There's some interesting backstory to this article about network-attached storage database systems. The point this article makes towards the end that a 400Gbe NIC would only be 25% utilized (and only unidirectionally, still have room for traffic the other way) doing this kind of blew me away.
If you're trying to scale a database's iops, scale out is even easier!
scylladb had a quick article on the forthcoming number of instruction cycles for high-speed network a couple years ago.
I can't find the quip anymore, but I think it was like 50 CPU cycles or less, so for a complex database (like a cassandra clone), not really that much time to calculate a response.
1.6 terabit cards will be nuts, but if you have 64 cores, maybe not actually that much different if the bandwidth is dedicated / segemented per core.
This is rapidly running way OT, but I start to feel like the system & even the core complex should stop being coherent at some point.
Just make a chip with 4x separate core complexes.
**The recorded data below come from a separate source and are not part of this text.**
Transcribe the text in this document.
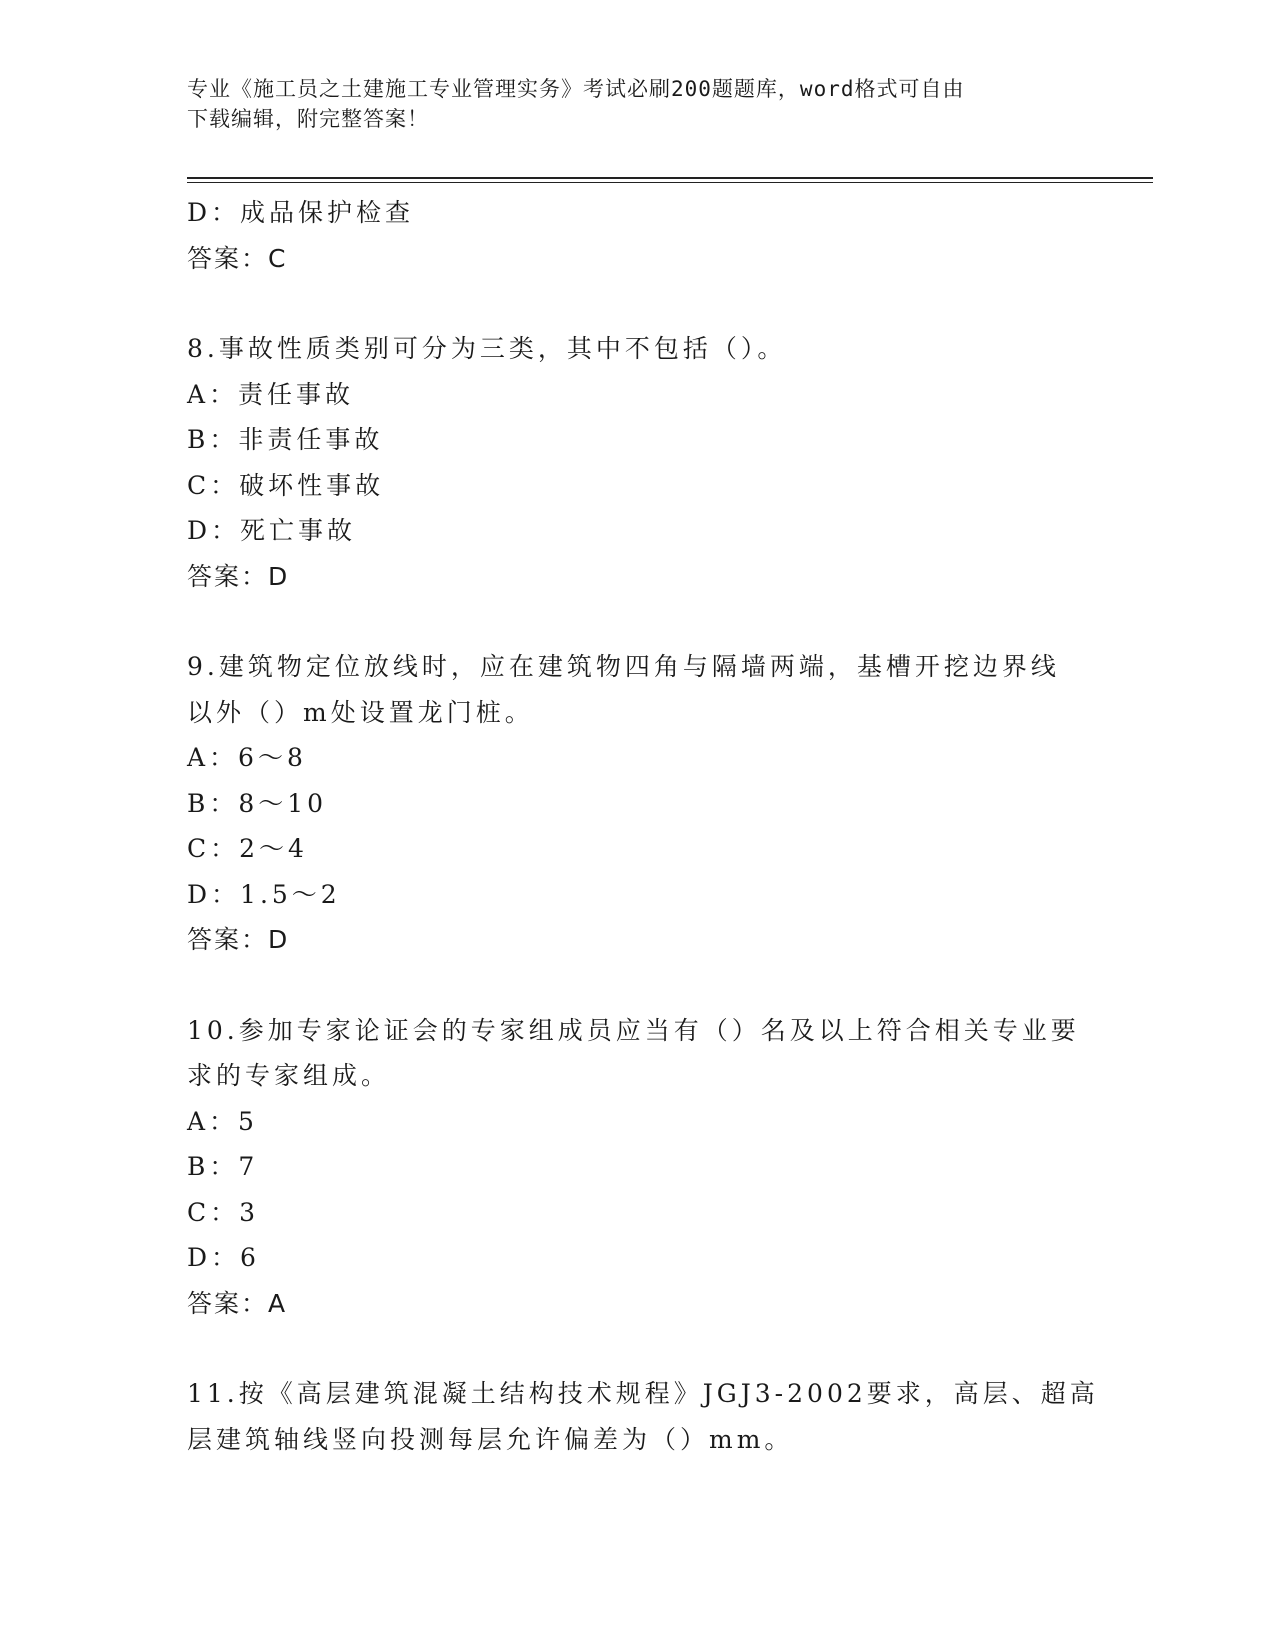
专业《施工员之土建施工专业管理实务》考试必刷200题题库，word格式可自由
下载编辑，附完整答案！
D：成品保护检查
答案：C
8.事故性质类别可分为三类，其中不包括（）。
A：责任事故
B：非责任事故
C：破坏性事故
D：死亡事故
答案：D
9.建筑物定位放线时，应在建筑物四角与隔墙两端，基槽开挖边界线
以外（）m处设置龙门桩。
A：6～8
B：8～10
C：2～4
D：1.5～2
答案：D
10.参加专家论证会的专家组成员应当有（）名及以上符合相关专业要
求的专家组成。
A：5
B：7
C：3
D：6
答案：A
11.按《高层建筑混凝土结构技术规程》JGJ3-2002要求，高层、超高
层建筑轴线竖向投测每层允许偏差为（）mm。
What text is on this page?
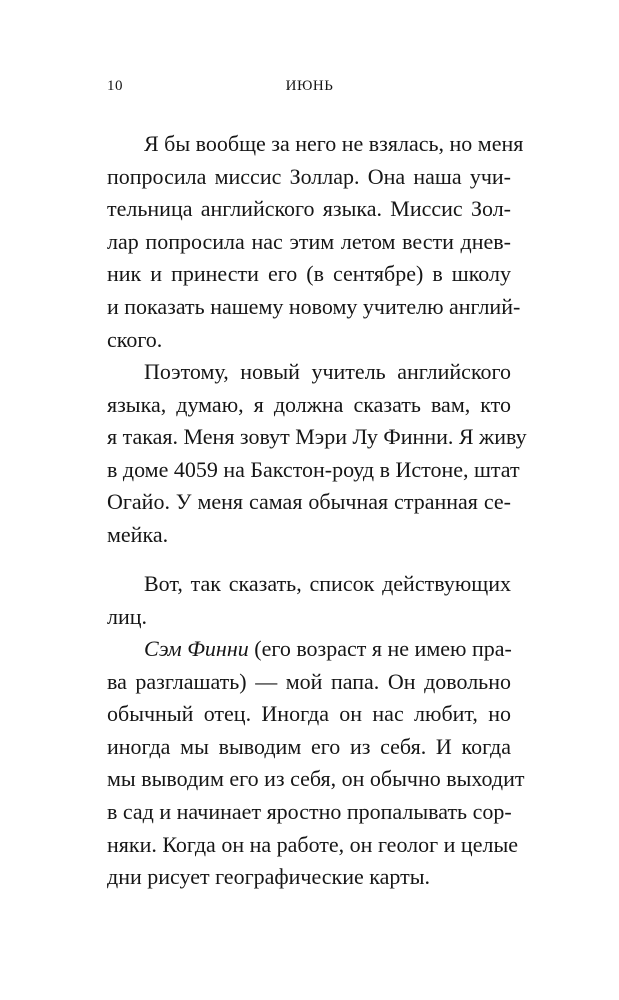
10	ИЮНЬ
Я бы вообще за него не взялась, но меня
попросила миссис Золлар. Она наша учи-
тельница английского языка. Миссис Зол-
лар попросила нас этим летом вести днев-
ник и принести его (в сентябре) в школу
и показать нашему новому учителю англий-
ского.
Поэтому, новый учитель английского
языка, думаю, я должна сказать вам, кто
я такая. Меня зовут Мэри Лу Финни. Я живу
в доме 4059 на Бакстон-роуд в Истоне, штат
Огайо. У меня самая обычная странная се-
мейка.
Вот, так сказать, список действующих
лиц.
Сэм Финни (его возраст я не имею пра-
ва разглашать) — мой папа. Он довольно
обычный отец. Иногда он нас любит, но
иногда мы выводим его из себя. И когда
мы выводим его из себя, он обычно выходит
в сад и начинает яростно пропалывать сор-
няки. Когда он на работе, он геолог и целые
дни рисует географические карты.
Let them use PCIe NTB or some such to network/talk with each other.
Make the network card be SR-IOV, expose a couple different PCIe endpoints. Attach the network card to the 4x groups of cores.
Just looking at the fact that we spend 1/2 the 128 lanes of a Epyc building a 2P system, it just feels like... we shouldn't. Keep building multi-core, keep scaling. But stop trying to keep everything together. Start using networking, not coherency.
As I said, running rapidly OT. But a big big feel.
If you're trying to scale a database's iops, scale out is even easier!